Question

Q.3)
A6 m deep tank contains 4 m of water ( at bottom ) and 2 m of oil of relative
density 0.90 above water. The pressure at the bottom of the tank in kN/m^2
is
(Assume Unit weight of water as 10 kN/m^3 ) (1 marks)
Ans.
5.8
0.58
58
60​

Answer 1

Explanation:

volume of water =1×100 cc

mass of water =100×1 gm

volume of oil =1×50 cc

mass of oil = 0.8×50 =40gm

total mass = 100+40=140 gm =0.14 kg

so pressure intencity at the bottom per sqcm = 0.14×9.81 kgm/sec^2 =1.3734 Newton

so pressure intencity=1.3734N/sqcm

Answer 2

Answer:

The pressure at the bottom is $0.58kN/m^{2}$.

Explanation:

Given:

$h_{w} =4m$

$h_{o} =2m$

$\rho_{w}=10kN/m^{3}$

Here,

The relative density of the oil is denoted by $\rho$.

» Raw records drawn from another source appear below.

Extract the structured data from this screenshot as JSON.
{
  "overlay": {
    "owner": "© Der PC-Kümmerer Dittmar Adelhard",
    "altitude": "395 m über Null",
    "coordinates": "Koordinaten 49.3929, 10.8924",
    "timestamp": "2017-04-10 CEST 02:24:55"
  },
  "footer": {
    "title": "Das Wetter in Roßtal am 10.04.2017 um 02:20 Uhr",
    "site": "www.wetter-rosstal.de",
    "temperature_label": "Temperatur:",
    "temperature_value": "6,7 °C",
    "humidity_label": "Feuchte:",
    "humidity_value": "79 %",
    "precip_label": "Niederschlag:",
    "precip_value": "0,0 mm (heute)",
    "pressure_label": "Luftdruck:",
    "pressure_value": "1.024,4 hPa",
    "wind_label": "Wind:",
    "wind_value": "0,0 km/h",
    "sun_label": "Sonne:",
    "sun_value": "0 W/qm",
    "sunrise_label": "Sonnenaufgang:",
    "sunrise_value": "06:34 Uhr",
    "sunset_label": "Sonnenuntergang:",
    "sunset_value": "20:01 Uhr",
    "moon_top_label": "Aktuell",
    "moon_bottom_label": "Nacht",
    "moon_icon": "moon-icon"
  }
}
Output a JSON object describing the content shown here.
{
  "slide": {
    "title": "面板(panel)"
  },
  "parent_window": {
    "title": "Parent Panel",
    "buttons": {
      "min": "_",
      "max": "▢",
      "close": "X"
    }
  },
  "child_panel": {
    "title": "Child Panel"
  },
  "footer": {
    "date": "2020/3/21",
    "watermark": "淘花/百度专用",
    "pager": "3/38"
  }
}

The height of the water is denoted by $h_{w}$.

The height of the oil is denoted by $h_{o}$.

The density of the oil is denoted by $\rho_{o}$.

The density of the water is denoted by $\rho_{w}$.

The pressure at the bottom is denoted by P.

The pressure at the bottom by the oil is denoted by $P_{o}$.

The pressure at the bottom by the water is denoted by $P_{w}$.

Now,

By the equation,

$\rho=\frac{\rho_{o} }{\rho_{w} } \\0.9=\frac{\rho_{o}}{10} \\\rho_{o}=9kN/m^{3}$

Then,

By the equation,

$P=P_{w} +P_{o} \\P = \rho_{w} gh_{w} +\rho_{o} gh_{o} \\P=10\times10\times4+9\times10\times2\\P=580N/m^{2} \\P=0.58kN/m^{2}$

So, the pressure at the bottom is $0.58kN/m^{2}$.